The coal industry in the United States is struggling to survive but coal company executives are pocketing generous bonus payments, Public Citizen said May 17.
As America’s largest coal producers “were driving their coal companies into the ground through bad investments and overproduction, their CEOs pocketed outrageous bonuses while laying off hundreds of workers,” Public Citizen said in a news release.
All told, bonuses and money spent on bankruptcy lawyers by the four companies – Alpha Natural Resources, Arch Coal, Cloud Peak Energy and Peabody Energy – topped out at nearly a quarter of a billion dollars, Public Citizen said in announcing a new report.
In conjunction with the report, Public Citizen is sending a letter to the CEOs of Alpha, Arch and Peabody (which have all filed for Chapter 11) urging them to “invest their multimillion-dollar bonuses in a trust fund for the workers they have laid off.”
“It is unfortunate that the political discourse has been framed by this fictitious ‘war on coal’ narrative, when the truth reveals an industry hampered largely by market forces and poor financial decisions,” said Tyson Slocum, director of Public Citizen’s Energy Program. “We need an honest dialogue about the future of our energy system and how to prioritize investing in coal mining communities that have been hurt by the transition.”
The companies and their lobbying trade associations “have been quick to point fingers at mine workers, unions, environmental regulations and the federal government rather than accepting blame for their own decisions,” Public Citizen said. These companies have also compensated for their losses by repeatedly cutting worker benefits while continuing to dole out bonuses for their top executives.
Report issued as federal coal lease program under review
The report and letter coincide with the kick-off of a series of public hearings organized by the U.S. Department of the Interior as part of its formal review of the federal coal program. The first hearing will be today in Casper, Wyo., with additional hearings scheduled over the next eight weeks in Salt Lake City, Utah; Knoxville, Tenn.; Pittsburgh, Pa.; Seattle, Wash.; and Grand Junction, Colo.

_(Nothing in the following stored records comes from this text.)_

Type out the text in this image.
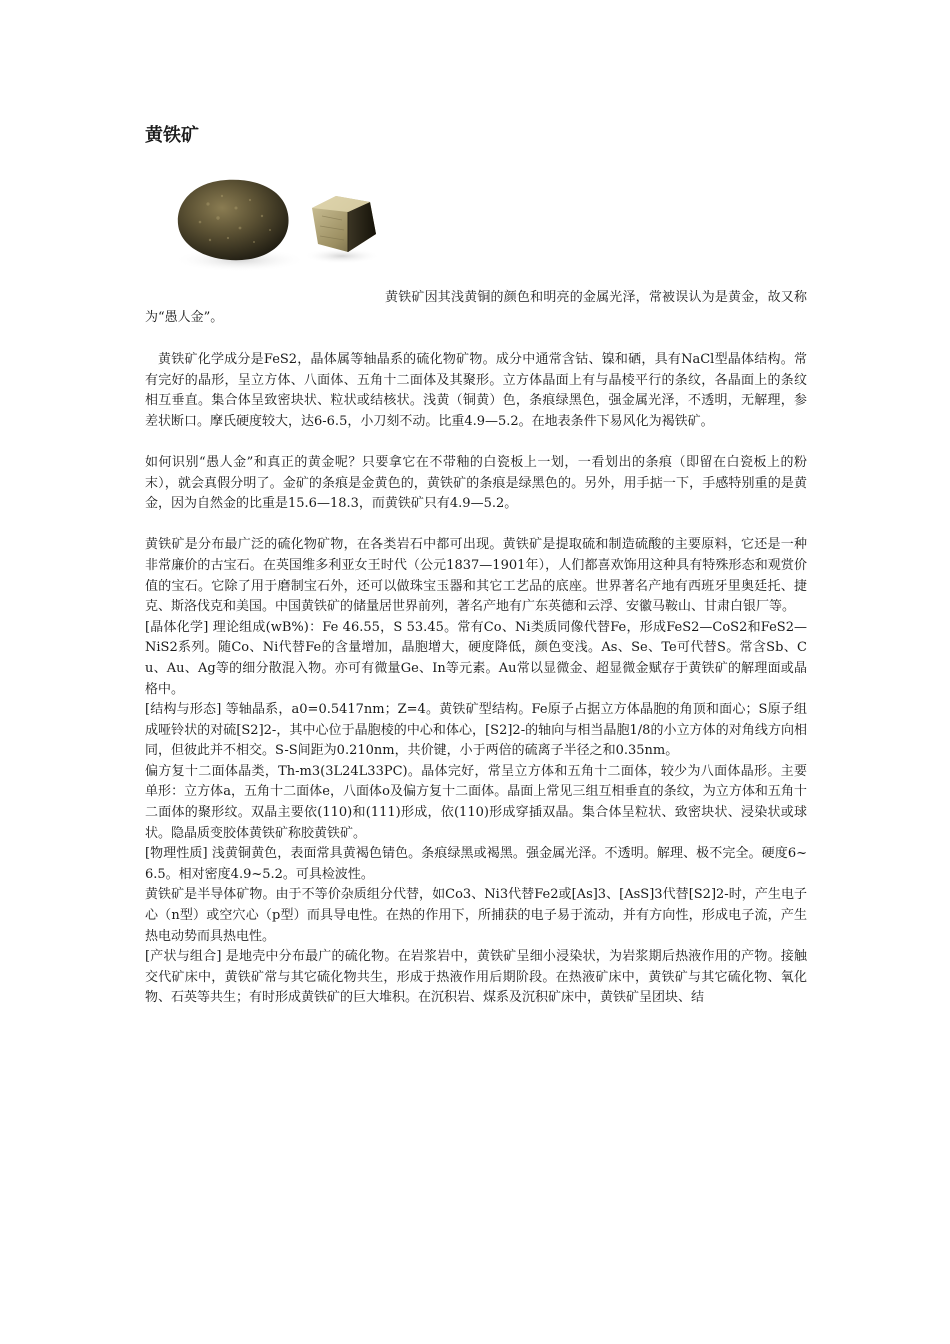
黄铁矿

黄铁矿因其浅黄铜的颜色和明亮的金属光泽，常被误认为是黄金，故又称为“愚人金”。

黄铁矿化学成分是FeS2，晶体属等轴晶系的硫化物矿物。成分中通常含钴、镍和硒，具有NaCl型晶体结构。常有完好的晶形，呈立方体、八面体、五角十二面体及其聚形。立方体晶面上有与晶棱平行的条纹，各晶面上的条纹相互垂直。集合体呈致密块状、粒状或结核状。浅黄（铜黄）色，条痕绿黑色，强金属光泽，不透明，无解理，参差状断口。摩氏硬度较大，达6-6.5，小刀刻不动。比重4.9—5.2。在地表条件下易风化为褐铁矿。

如何识别“愚人金”和真正的黄金呢？只要拿它在不带釉的白瓷板上一划，一看划出的条痕（即留在白瓷板上的粉末），就会真假分明了。金矿的条痕是金黄色的，黄铁矿的条痕是绿黑色的。另外，用手掂一下，手感特别重的是黄金，因为自然金的比重是15.6—18.3，而黄铁矿只有4.9—5.2。

黄铁矿是分布最广泛的硫化物矿物，在各类岩石中都可出现。黄铁矿是提取硫和制造硫酸的主要原料，它还是一种非常廉价的古宝石。在英国维多利亚女王时代（公元1837—1901年），人们都喜欢饰用这种具有特殊形态和观赏价值的宝石。它除了用于磨制宝石外，还可以做珠宝玉器和其它工艺品的底座。世界著名产地有西班牙里奥廷托、捷克、斯洛伐克和美国。中国黄铁矿的储量居世界前列，著名产地有广东英德和云浮、安徽马鞍山、甘肃白银厂等。

[晶体化学] 理论组成(wB%)：Fe 46.55，S 53.45。常有Co、Ni类质同像代替Fe，形成FeS2—CoS2和FeS2—NiS2系列。随Co、Ni代替Fe的含量增加，晶胞增大，硬度降低，颜色变浅。As、Se、Te可代替S。常含Sb、Cu、Au、Ag等的细分散混入物。亦可有微量Ge、In等元素。Au常以显微金、超显微金赋存于黄铁矿的解理面或晶格中。

[结构与形态] 等轴晶系，a0=0.5417nm；Z=4。黄铁矿型结构。Fe原子占据立方体晶胞的角顶和面心；S原子组成哑铃状的对硫[S2]2-，其中心位于晶胞棱的中心和体心，[S2]2-的轴向与相当晶胞1/8的小立方体的对角线方向相同，但彼此并不相交。S-S间距为0.210nm，共价键，小于两倍的硫离子半径之和0.35nm。

偏方复十二面体晶类，Th-m3(3L24L33PC)。晶体完好，常呈立方体和五角十二面体，较少为八面体晶形。主要单形：立方体a，五角十二面体e，八面体o及偏方复十二面体。晶面上常见三组互相垂直的条纹，为立方体和五角十二面体的聚形纹。双晶主要依(110)和(111)形成，依(110)形成穿插双晶。集合体呈粒状、致密块状、浸染状或球状。隐晶质变胶体黄铁矿称胶黄铁矿。

[物理性质] 浅黄铜黄色，表面常具黄褐色锖色。条痕绿黑或褐黑。强金属光泽。不透明。解理、极不完全。硬度6~6.5。相对密度4.9~5.2。可具检波性。

黄铁矿是半导体矿物。由于不等价杂质组分代替，如Co3、Ni3代替Fe2或[As]3、[AsS]3代替[S2]2-时，产生电子心（n型）或空穴心（p型）而具导电性。在热的作用下，所捕获的电子易于流动，并有方向性，形成电子流，产生热电动势而具热电性。

[产状与组合] 是地壳中分布最广的硫化物。在岩浆岩中，黄铁矿呈细小浸染状，为岩浆期后热液作用的产物。接触交代矿床中，黄铁矿常与其它硫化物共生，形成于热液作用后期阶段。在热液矿床中，黄铁矿与其它硫化物、氧化物、石英等共生；有时形成黄铁矿的巨大堆积。在沉积岩、煤系及沉积矿床中，黄铁矿呈团块、结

Public Citizen was referring to hearings on the Interior Department Bureau of Land Management (BLM) moratorium on coal sales on federal lands. The National Mining Association has said that the current royalty paid on federal coal is much higher than the royalty typically paid on coal mined on private land in coal states.
Among other things, Public Citizen asserts that:
- Big compensation packages were delivered to CEOs after the companies committed themselves to producing more metallurgical coal − even as its price slumped from $160.39 per short ton in 2011 to $100.85/ton in 2014.
- After Alpha Natural Resources went filed for bankruptcy reorganization in 2015, it increased lobbying spending by 190% during the fourth quarter of 2015 while attempting to eliminate health care benefits for its workers. Since then, Alpha has petitioned the court to break contracts with the United Mine Workers of America to modify retiree health care benefits, and paid a total of $28.4m in bankruptcy advisory fees.
- After filing for Chapter 11 protection earlier this year, Arch Coal laid off 230 employees from its Black Thunder Mine while paying five executives almost $20m and spending more than $18.5m on bankruptcy advisers.
- After filing for bankruptcy in March 2016, Peabody paid bankruptcy advisers $27.5m through April 2016, with some advisers being paid as much as $1,075 per hour.
- Cloud Peak Energy, the only one of the top four companies that has not declared bankruptcy, is in a more stable financial position likely in part because it has long taken advantage of a loophole allowing the company to value coal at low domestic prices for royalty purposes and then resell it abroad for higher international prices. Although Cloud Peak had $491m in debt as of February, it is “in a comfortable place compared to Alpha, Arch Coal, and Peabody Energy,” according to the report.
Public Citizen is a non-profit consumer advocacy organization and think tank founded by Ralph Nader in 1971.